В бурном потоке - [83]

Шрифт
Интервал

«Да, может быть, и не почувствуешь!» — Хохштедтер закурил самокрутку и вышел из здания. Перед домом два жандарма как раз уводили часового, которого итальянцы сбили с ног. Он тупо семенил между ними, почесываясь под фуражкой.

Рядом построилось дежурное подразделение. Солдатам раздали фонари и сигнальные ракеты.

В темноте чей-то голос за его спиной произнес:

— Ну какой в этом смысл! Ночью, без мотоциклов…

— И чего ты волнуешься, — отозвался другой. — Ты же не участвуешь.

— Да, но если это бессмысленно…

— А что вообще имеет смысл в этой неразберихе?

Хохштедтер обернулся. Гравий заскрипел под чьими-то ногами. Двое солдат, подобные теням, старались уйти незаметно. Третий, стоявший несколько в стороне, не двигался. Хохштедтер узнал его по слегка покатой линии плеч.

— Вольноопределяющийся Ранкль!

— Слушаюсь, господин капитан.

— Можете идти спать. Вас поставили на квартиру?

— Так точно, господин капитан!

— Завтра утром явитесь к моему кучеру. Сможете поехать вместе со мной на передовую. Суду мы больше не понадобимся. Так или иначе, дело закончено. Либо побег удастся, либо… их обоих… — Хохштедтер бросил окурок на землю и растоптал его. — Идите! Впрочем, постойте! Вернитесь-ка еще раз.
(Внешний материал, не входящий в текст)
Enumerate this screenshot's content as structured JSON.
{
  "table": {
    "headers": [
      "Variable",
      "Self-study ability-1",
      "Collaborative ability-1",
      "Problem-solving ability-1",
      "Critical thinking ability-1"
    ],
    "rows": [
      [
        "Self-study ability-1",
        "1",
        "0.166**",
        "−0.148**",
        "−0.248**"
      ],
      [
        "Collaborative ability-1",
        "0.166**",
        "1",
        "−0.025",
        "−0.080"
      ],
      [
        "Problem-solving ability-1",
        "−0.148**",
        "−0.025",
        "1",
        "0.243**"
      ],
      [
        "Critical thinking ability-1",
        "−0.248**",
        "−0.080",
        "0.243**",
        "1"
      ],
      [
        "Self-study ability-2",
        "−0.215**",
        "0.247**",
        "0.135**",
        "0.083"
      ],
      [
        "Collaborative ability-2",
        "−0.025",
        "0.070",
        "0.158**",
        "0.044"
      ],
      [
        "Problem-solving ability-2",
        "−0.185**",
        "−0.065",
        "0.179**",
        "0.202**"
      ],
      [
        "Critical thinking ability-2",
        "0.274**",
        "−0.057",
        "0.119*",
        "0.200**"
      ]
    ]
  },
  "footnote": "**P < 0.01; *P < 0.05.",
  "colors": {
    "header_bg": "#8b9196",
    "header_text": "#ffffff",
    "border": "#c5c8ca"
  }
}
Теперь уж вы можете признаться: наверно, чертовски рады, что дело так повернулось, да?

— Господин капитан, я не знаю…

— Конечно. Конечно. Если я вас спрашиваю, вы ничего не знаете. Все в порядке. Но — если вы спросите самого себя, то, по крайней мере… А, вздор. Идите!

Эти слова Хохштедтер бросил ему, уже уходя.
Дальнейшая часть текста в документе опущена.